My opinion: If you own a steamer basket (and I hope that you do because it’s my favorite way to cook veggies) this method is worth exploring. It is easy and took less than 20 minutes of cooking time, plus cooling time. The eggs were easy to peel but the yolks were under-cooked so I’ll need to make some adjustments for my 6,700 ft. elevation. This method has potential.
Now it’s your turn-
If you have another way of making hard-cooked eggs at altitude share it with me, I’d like to give it a try.

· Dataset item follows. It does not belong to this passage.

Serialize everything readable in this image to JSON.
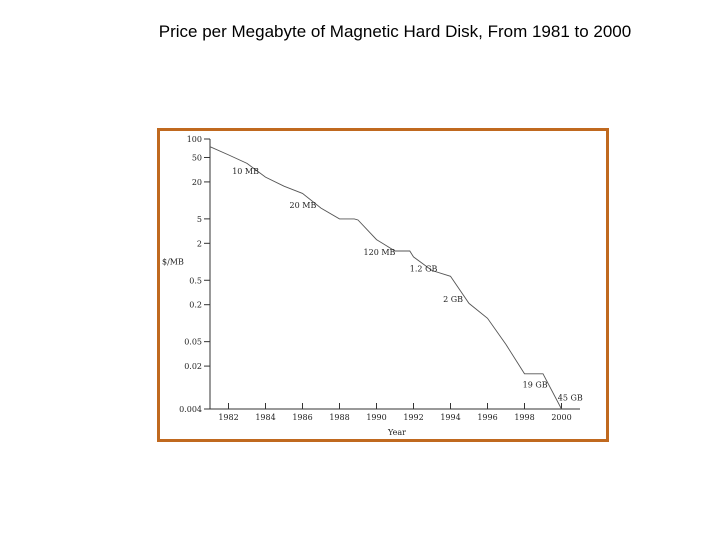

If you want to try something new, give method #4 a try and let me know how many minutes of steaming works for your elevation. I know that for Steamboat, 13 minutes isn’t long enough cooking time. Post your results in the comment section and together we’ll find the perfect method for high altitude hard-cooked eggs. Thanks for sharing!
Check back with familycuisine.net to see which method works best. I’ll also be sharing some great recipes for all of those hard-cooked eggs.